Она подошла и встала около него.
– Это совсем не комплимент, тебе не кажется? – Он покачал головой, соглашаясь. – Может, скажешь что-нибудь более обнадеживающее?
Он повернул голову. Она смотрела ему в глаза с улыбкой. Он положил руки ей на плечи, легко притянул к себе и поцеловал в губы. Сам был холодным и совершенно жестким, потому что некогда слишком часто и легко совершал подобные действия. Впрочем, девушкам это нравилось, однажды, как он помнил, девицу от поцелуя начала бить дрожь… Но Ивон Рая не задрожала, он посмотрел на нее и убедился, что она почти так же холодно и трезво смотрит на него. Единственное, что ее извиняло – она не перестала улыбаться. Стерх восстановил равновесие, отошел от девушки и сделал вид, что ищет в навесном ящике чашки для чая.
– Должна признать, у тебя это получается, – сказала она.
Она уже не улыбалась, смотрела на него чуть исподлобья. Он не знал, что это значит.
– Вика была вежлива?
– Виктория? – Рая чуть приподняла одну бровь. – Вежлива? Не знаю, что ты имеешь в виду. Дождалась меня, демонстративно закрыла все шкафы, потом самыми кончиками пальцев подала мне несколько номеров "Интерполиции", и уходя так хлопнула дверью, что я пожалела, что не захватила плеер. Он бы закрыл уши от этой акустической… атаки.
Стерх улыбнулся даже с каким-то облегчением. Некоторые вещи были привычны и не менялись, например, поведение Вики.
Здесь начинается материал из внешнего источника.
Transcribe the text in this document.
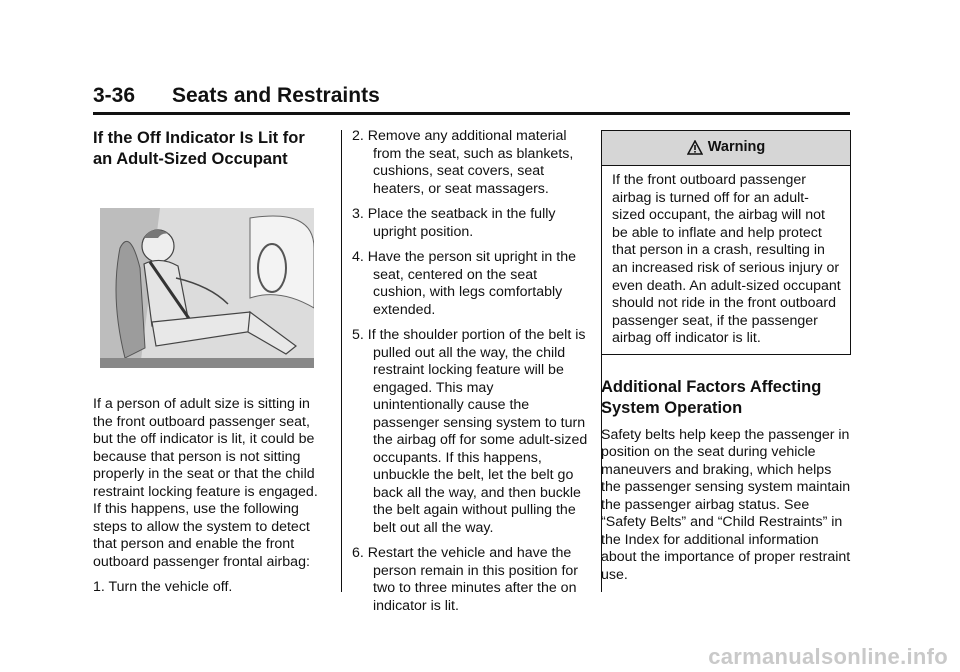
3-36 Seats and Restraints
If the Off Indicator Is Lit for an Adult-Sized Occupant

If a person of adult size is sitting in the front outboard passenger seat, but the off indicator is lit, it could be because that person is not sitting properly in the seat or that the child restraint locking feature is engaged. If this happens, use the following steps to allow the system to detect that person and enable the front outboard passenger frontal airbag:

1. Turn the vehicle off.
2. Remove any additional material from the seat, such as blankets, cushions, seat covers, seat heaters, or seat massagers.
3. Place the seatback in the fully upright position.
4. Have the person sit upright in the seat, centered on the seat cushion, with legs comfortably extended.
5. If the shoulder portion of the belt is pulled out all the way, the child restraint locking feature will be engaged. This may unintentionally cause the passenger sensing system to turn the airbag off for some adult-sized occupants. If this happens, unbuckle the belt, let the belt go back all the way, and then buckle the belt again without pulling the belt out all the way.
6. Restart the vehicle and have the person remain in this position for two to three minutes after the on indicator is lit.
Warning
If the front outboard passenger airbag is turned off for an adult-sized occupant, the airbag will not be able to inflate and help protect that person in a crash, resulting in an increased risk of serious injury or even death. An adult-sized occupant should not ride in the front outboard passenger seat, if the passenger airbag off indicator is lit.
Additional Factors Affecting System Operation

Safety belts help keep the passenger in position on the seat during vehicle maneuvers and braking, which helps the passenger sensing system maintain the passenger airbag status. See “Safety Belts” and “Child Restraints” in the Index for additional information about the importance of proper restraint use.

carmanualsonline.info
– Она в тебя влюблена? – спросила Рая напрямую.
– Господи! Откуда такие мысли?
– Значит, вас ничто не связывает?
– Связывает, и довольно много – работа.
– А кроме… этого?
– Моя фамилия не Прорвич-младший. И я не думаю, что каждая юбка, которая появляется в радиусе трех километров, теряет голову от моего обаяния.
– Давай не будем о Прорвичах, особенно о младшем, – попросила она.
Вода вскипела, Стерх налил немного в заварочный чайник, сполоснул, потом заварил, поставил под ватный колпак.